Bob Dickenson's jaw dropped as he stood staring for some moments at the corporal--as if he could not quite believe his ears. It seemed to him that this had something to do with the explosion, and that his hearing apparatus was still wrong, twisting and distorting matters, or else that the excitement of the past night and his exertions had combined with the aforesaid explosion to make him stupid and confused.

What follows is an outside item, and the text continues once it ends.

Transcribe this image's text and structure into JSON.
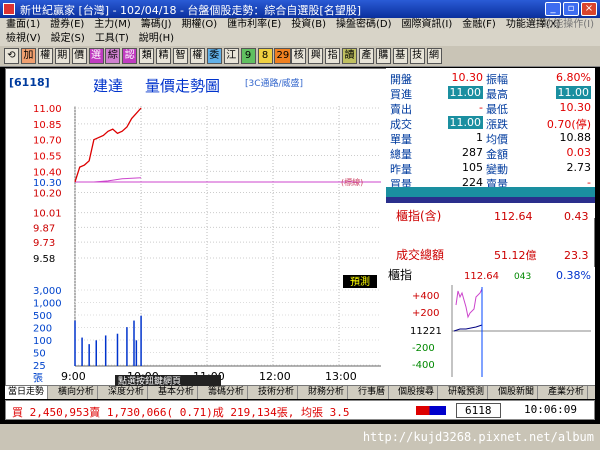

But all the same he felt that he could think and weigh and compare Roby's words with those of the corporal, and experienced the sensation of a tremendous effervescence of rage bubbling up within his breast and rising higher and higher to his lips till it burst forth in words hot with indignation.

"Why," he roared, "you miserable, snivelling--lying--Oh, tut, tut, tut! what a fool I am, quarrelling with a man off his head!--Here, orderly," he continued, turning to the hospital attendant, "this fellow May doesn't know what he's saying."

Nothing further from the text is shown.